極上な王子は新妻を一途な愛で独占する
今日のカレルは、少しいつもと様子が違っていた。

「私の髪を綺麗だって言うなんて……」

面と向かって褒めて来るなんてカレルらしくない。
ちょっと皮肉な笑みを浮かべながら、シェールにちょっかいを出して来るのが彼なのだ。

と言っても、褒められると素直に嬉しくて、館に戻ってからも、思い出しては喜びと気恥ずかしさを感じていた。


カレルと出会ったのは、今から一年程前。

王弟妃としての誰からも顧みられない退屈な生活にうんざりして、館を抜け出した事が始まりだった。

久しぶりの外出についはしゃいでしまったシェールは、村の外れの川辺で転んで怪我をした。

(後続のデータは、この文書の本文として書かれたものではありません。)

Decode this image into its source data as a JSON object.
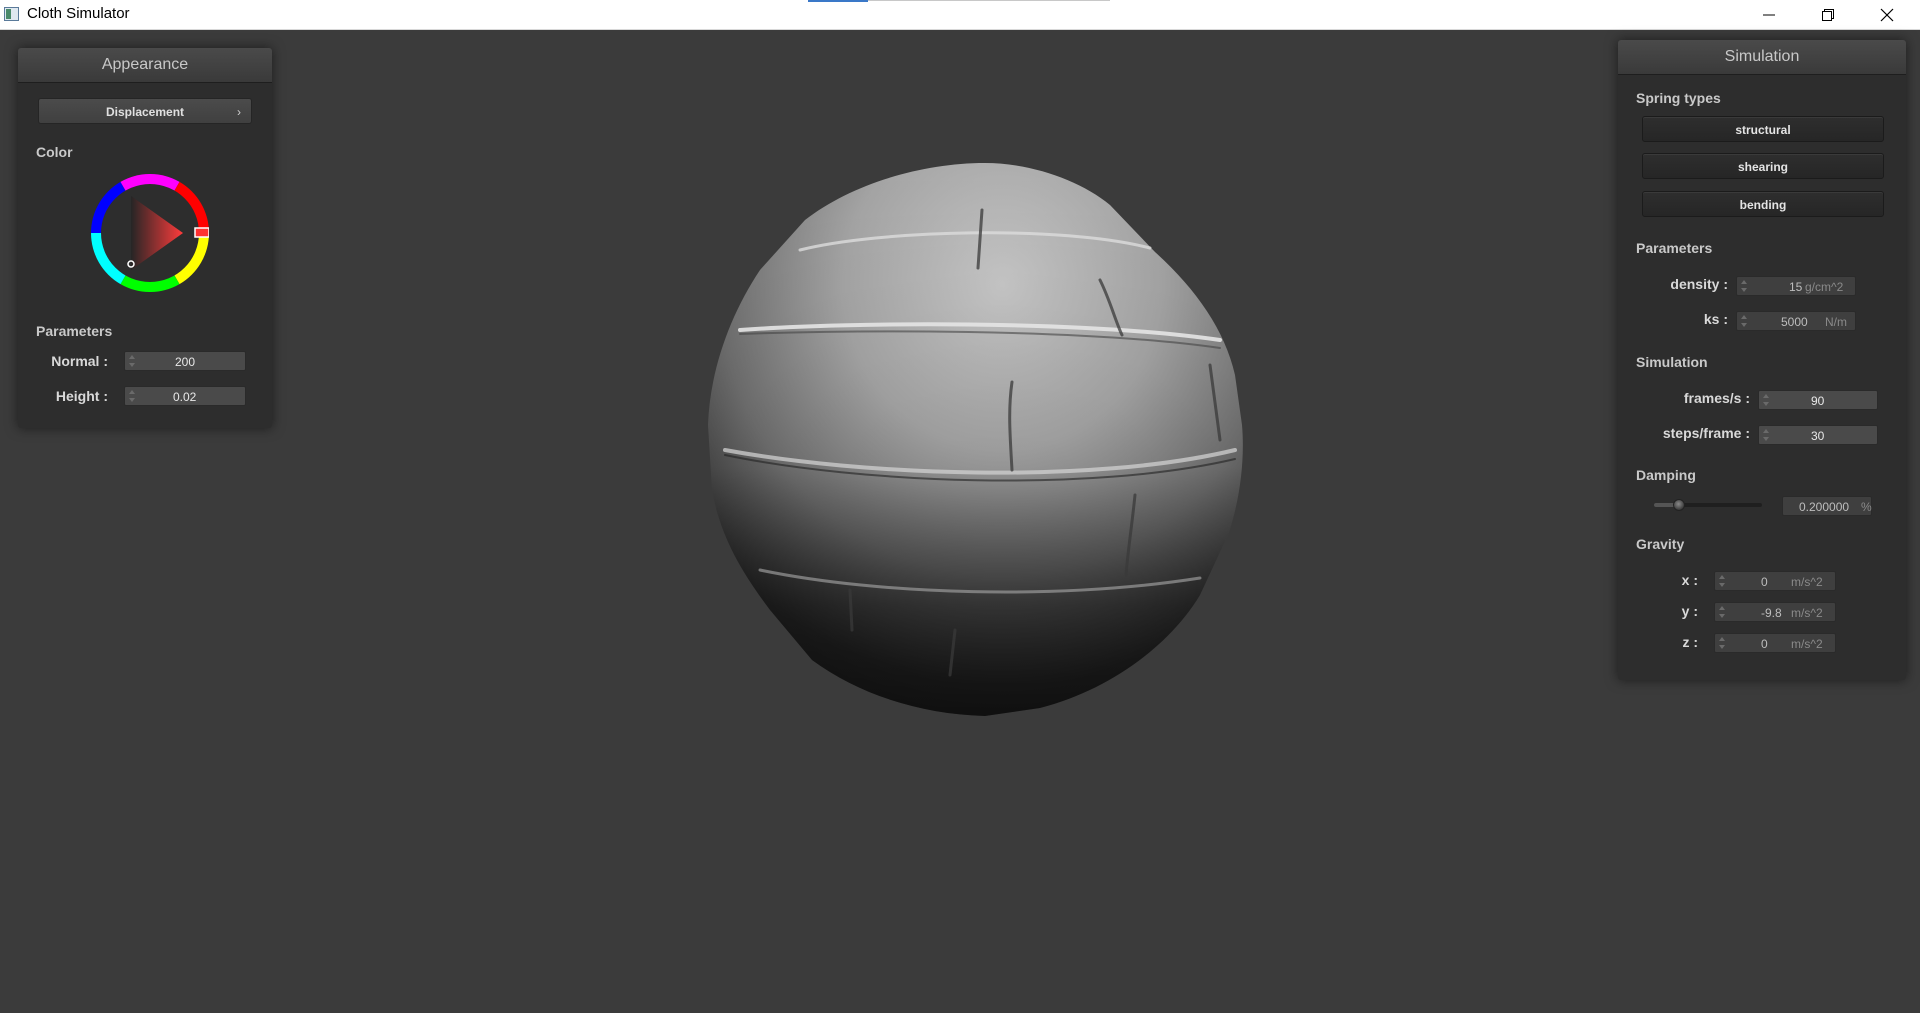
{
  "window": {
    "title": "Cloth Simulator",
    "controls": [
      "minimize-icon",
      "restore-icon",
      "close-icon"
    ]
  },
  "appearance": {
    "header": "Appearance",
    "shader_dropdown": {
      "selected": "Displacement",
      "chevron": "›"
    },
    "color_label": "Color",
    "color_value": "#ff0000",
    "parameters_label": "Parameters",
    "normal": {
      "label": "Normal :",
      "value": "200"
    },
    "height": {
      "label": "Height :",
      "value": "0.02"
    }
  },
  "simulation": {
    "header": "Simulation",
    "spring_types_label": "Spring types",
    "spring_buttons": [
      "structural",
      "shearing",
      "bending"
    ],
    "parameters_label": "Parameters",
    "density": {
      "label": "density :",
      "value": "15",
      "unit": "g/cm^2"
    },
    "ks": {
      "label": "ks :",
      "value": "5000",
      "unit": "N/m"
    },
    "simulation_label": "Simulation",
    "frames_per_s": {
      "label": "frames/s :",
      "value": "90"
    },
    "steps_per_frame": {
      "label": "steps/frame :",
      "value": "30"
    },
    "damping_label": "Damping",
    "damping": {
      "value": "0.200000",
      "unit": "%",
      "slider_fraction": 0.2
    },
    "gravity_label": "Gravity",
    "gravity": {
      "x": {
        "label": "x :",
        "value": "0",
        "unit": "m/s^2"
      },
      "y": {
        "label": "y :",
        "value": "-9.8",
        "unit": "m/s^2"
      },
      "z": {
        "label": "z :",
        "value": "0",
        "unit": "m/s^2"
      }
    }
  }
}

その時にノーラに治療をして貰い、その働きぶりに感動し弟子入りを願い出たのだ。

薬作りには山に自生している薬草が必要になる。
カレルは山に入る時の護衛として紹介されて、それから直ぐに意気投合した。

薬師の弟子になりカレルと出会ってから、シェールの暮らしは激変した。

浮かない気持ちでただ時が過ぎる事を待っていた日々の中で、楽しみが出来たのだ。

五日に一度の薬師の勉強と、カレルとのおしゃべり。

時間の流れは早くなり、気付けば待ちわびていた千日目まであと二月を切っていた。